Hawks gambled away his large salaries, so he was always in debt, and he flagrantly philandered. On the positive side, he seems to have been genuinely devoted to Victor Fleming, the cameraman Gregg Toland and Kenneth Hawks, who died in 1930 at the age of 32 when his plane crashed as he was supervising an aerial shot. Just as Tom Dunson never recovers from his great love's death at the beginning of ''Red River,'' Howard Hawks would for the rest of his life mourn Kenneth. But most everyone else was expendable.

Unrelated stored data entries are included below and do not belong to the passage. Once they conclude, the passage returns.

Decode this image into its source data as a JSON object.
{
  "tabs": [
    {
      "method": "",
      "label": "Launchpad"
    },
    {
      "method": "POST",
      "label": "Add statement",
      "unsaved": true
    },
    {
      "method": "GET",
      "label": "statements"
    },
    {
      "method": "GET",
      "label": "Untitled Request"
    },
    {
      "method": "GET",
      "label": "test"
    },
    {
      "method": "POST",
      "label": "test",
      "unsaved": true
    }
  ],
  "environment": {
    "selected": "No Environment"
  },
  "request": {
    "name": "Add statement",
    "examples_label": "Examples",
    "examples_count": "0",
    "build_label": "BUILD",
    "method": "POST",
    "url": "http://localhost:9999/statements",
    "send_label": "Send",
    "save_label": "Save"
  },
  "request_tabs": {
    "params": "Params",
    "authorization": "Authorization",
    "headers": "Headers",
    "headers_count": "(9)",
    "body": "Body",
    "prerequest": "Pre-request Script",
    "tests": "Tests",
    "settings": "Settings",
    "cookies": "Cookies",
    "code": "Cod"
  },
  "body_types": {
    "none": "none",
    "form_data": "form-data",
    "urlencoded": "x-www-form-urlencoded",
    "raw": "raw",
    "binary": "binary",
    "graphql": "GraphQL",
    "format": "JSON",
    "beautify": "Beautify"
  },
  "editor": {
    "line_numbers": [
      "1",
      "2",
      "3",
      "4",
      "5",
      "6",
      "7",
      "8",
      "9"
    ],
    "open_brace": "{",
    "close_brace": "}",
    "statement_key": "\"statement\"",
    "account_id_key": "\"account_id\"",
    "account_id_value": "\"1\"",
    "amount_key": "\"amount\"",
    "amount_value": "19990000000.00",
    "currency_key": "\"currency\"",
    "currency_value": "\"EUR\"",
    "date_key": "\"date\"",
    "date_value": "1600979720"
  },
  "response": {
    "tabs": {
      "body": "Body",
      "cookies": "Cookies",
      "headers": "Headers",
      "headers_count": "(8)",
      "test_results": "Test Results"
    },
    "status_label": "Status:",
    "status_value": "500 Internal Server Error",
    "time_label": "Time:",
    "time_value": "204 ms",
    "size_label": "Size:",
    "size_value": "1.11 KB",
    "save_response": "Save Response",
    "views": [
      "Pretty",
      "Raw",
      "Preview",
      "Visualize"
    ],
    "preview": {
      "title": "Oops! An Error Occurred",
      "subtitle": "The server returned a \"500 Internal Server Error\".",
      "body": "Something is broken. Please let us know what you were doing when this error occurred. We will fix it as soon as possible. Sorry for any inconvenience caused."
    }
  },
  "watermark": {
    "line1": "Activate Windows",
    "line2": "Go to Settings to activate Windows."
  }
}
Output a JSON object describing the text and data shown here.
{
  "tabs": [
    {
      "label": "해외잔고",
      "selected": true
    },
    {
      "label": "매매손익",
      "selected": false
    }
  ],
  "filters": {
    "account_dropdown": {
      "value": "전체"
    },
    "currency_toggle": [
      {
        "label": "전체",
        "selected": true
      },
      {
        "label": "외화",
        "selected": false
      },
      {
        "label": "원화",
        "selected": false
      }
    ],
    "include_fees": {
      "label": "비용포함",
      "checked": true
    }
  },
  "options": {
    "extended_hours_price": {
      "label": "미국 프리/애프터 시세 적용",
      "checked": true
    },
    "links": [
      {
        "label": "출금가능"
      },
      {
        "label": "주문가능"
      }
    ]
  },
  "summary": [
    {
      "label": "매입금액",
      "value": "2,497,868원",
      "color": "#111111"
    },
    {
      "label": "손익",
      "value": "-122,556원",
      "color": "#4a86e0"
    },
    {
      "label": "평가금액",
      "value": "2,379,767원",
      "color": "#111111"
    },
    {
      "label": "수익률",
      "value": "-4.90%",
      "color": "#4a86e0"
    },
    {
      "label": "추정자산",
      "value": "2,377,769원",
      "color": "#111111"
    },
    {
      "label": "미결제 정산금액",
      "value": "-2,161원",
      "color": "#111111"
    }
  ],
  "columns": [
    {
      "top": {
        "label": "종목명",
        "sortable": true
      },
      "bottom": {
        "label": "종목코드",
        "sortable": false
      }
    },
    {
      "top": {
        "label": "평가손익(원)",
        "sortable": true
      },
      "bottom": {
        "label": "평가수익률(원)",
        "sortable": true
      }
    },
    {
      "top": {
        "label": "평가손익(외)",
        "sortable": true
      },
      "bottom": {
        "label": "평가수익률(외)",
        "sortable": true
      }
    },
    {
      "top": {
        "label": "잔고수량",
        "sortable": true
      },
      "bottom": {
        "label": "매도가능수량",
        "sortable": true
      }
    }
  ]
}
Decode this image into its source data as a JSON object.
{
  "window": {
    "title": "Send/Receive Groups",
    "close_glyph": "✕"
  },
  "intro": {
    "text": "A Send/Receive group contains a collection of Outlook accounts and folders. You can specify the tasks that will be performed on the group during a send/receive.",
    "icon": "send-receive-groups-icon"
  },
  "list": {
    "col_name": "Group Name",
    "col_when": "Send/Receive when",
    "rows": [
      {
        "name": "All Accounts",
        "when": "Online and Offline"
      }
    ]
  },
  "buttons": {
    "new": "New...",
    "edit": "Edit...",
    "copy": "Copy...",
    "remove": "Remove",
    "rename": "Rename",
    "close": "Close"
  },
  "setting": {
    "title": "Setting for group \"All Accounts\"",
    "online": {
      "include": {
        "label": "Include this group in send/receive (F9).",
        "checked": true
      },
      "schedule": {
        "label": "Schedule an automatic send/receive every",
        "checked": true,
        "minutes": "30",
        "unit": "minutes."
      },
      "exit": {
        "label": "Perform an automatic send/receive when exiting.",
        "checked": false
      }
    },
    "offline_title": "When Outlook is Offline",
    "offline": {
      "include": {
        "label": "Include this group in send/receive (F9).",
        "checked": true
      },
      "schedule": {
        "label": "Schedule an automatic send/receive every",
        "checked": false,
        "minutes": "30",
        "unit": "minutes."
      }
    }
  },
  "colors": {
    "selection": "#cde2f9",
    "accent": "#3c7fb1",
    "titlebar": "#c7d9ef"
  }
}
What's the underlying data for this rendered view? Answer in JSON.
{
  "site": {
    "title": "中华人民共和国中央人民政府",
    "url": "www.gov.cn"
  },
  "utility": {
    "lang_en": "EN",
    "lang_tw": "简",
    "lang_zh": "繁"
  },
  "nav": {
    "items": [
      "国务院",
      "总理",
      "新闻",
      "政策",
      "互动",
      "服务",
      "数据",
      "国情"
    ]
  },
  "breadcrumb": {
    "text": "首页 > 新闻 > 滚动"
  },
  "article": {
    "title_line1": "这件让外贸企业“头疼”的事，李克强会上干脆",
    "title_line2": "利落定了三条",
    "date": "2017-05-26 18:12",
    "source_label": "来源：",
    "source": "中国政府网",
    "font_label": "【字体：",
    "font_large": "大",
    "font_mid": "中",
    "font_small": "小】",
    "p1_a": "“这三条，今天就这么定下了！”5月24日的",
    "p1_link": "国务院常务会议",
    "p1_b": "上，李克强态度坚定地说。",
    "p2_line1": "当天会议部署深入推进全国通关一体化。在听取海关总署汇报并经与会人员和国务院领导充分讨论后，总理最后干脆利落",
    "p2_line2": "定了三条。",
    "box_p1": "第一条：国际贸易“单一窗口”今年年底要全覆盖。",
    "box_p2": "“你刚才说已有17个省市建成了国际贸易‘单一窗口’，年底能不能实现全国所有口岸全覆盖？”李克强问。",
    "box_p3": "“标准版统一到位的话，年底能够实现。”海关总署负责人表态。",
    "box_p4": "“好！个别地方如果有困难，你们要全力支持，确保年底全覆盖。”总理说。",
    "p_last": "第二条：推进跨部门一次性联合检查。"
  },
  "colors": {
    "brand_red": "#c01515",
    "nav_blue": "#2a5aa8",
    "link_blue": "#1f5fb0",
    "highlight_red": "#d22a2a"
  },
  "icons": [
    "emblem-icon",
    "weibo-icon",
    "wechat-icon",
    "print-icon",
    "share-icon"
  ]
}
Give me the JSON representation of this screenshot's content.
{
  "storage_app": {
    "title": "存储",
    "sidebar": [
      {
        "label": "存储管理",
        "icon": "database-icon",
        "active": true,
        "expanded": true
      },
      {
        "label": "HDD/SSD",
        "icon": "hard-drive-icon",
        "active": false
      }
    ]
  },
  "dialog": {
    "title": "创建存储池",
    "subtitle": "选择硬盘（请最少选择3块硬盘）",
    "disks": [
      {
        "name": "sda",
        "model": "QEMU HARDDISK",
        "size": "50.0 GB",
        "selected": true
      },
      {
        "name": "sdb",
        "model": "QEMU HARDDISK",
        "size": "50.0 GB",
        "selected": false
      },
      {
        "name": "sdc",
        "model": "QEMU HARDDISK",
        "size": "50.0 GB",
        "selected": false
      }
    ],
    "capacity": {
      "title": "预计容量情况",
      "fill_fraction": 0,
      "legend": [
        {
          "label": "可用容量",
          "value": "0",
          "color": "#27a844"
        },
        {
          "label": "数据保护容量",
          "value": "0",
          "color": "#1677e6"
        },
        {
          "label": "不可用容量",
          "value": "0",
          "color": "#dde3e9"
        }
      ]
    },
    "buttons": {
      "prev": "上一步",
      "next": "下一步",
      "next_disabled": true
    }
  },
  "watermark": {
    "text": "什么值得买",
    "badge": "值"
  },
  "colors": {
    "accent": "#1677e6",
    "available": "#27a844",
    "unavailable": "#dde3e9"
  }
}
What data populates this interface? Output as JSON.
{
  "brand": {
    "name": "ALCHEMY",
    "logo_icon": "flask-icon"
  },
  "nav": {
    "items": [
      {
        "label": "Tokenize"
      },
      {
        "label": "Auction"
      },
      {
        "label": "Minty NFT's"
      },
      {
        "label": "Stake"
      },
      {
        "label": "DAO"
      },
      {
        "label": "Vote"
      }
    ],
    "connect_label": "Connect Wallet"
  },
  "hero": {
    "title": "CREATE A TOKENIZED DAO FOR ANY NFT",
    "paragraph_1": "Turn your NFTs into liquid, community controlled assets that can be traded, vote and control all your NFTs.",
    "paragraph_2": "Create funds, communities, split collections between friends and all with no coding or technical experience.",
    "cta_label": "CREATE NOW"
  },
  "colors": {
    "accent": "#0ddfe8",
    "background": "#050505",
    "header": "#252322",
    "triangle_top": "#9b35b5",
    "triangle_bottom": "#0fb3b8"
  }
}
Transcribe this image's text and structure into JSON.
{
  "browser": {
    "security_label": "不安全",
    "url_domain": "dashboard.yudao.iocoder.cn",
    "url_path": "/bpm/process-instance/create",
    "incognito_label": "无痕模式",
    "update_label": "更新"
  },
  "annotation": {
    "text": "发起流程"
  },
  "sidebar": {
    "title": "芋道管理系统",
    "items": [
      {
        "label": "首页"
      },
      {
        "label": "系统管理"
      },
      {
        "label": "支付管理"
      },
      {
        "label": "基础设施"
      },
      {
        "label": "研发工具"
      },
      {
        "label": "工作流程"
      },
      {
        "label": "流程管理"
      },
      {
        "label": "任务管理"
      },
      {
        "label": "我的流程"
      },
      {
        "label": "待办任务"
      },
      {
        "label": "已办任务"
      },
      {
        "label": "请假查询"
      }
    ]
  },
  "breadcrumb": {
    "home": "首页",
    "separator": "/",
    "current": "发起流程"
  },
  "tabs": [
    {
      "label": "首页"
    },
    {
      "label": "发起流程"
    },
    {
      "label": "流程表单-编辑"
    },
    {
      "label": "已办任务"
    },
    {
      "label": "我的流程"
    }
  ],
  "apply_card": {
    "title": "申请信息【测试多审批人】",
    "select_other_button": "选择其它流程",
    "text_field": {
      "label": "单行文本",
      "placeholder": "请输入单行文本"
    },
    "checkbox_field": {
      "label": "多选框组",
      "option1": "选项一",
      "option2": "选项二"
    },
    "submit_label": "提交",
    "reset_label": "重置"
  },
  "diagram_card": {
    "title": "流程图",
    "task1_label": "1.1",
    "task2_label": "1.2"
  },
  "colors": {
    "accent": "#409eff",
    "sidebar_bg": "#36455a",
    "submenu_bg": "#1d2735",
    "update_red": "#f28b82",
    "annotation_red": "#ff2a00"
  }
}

McCarthy tells the particularly unpleasant tale of how Hawks lavished attention on his protegee Lauren Bacall, then shunned her when she fell in love with Bogart. ''Howard Hawks: The Grey Fox of Hollywood'' painstakingly documents the scripting and shooting of all extant Hawks films. This can be exasperating when McCarthy writes pages on negligible works like ''The Crowd Roars'' (1932) or ''Land of the Pharaohs'' (1955) but illuminating when he is expostulating on the major movies.

Notable are the chapters on ''Scarface,'' ''To Have and Have Not,'' ''Red River'' and ''Rio Bravo'' (1959). Memorable too are McCarthy's passages on the friendship between Hawks and Faulkner, the depiction of an older Hawks joining a ''middle-aged men's motorcycle gang'' and, improbably, doting on his last son. McCarthy's mostly fluent writing occasionally suffers from ''Varietyese'': studio executives are ''suits''; He underrates Hawks's visual style but is wise on his themes -- the bitterness of the universe, the thrill of the contest, the glory of male bonding, the rewards of a job well done. He rightly praises Hawks's ability to imbue a tragic tale with comic spirit, though he could have more sharply distinguished between the ebullient irony of Steve and Slim capering jauntily off on a dire mission in ''To Have and Have Not'' and the far more heavy-handed comic business in Hawks's dramas of the 50's and 60's. But then, McCarthy does not share my strong skepticism about Hawks's later films.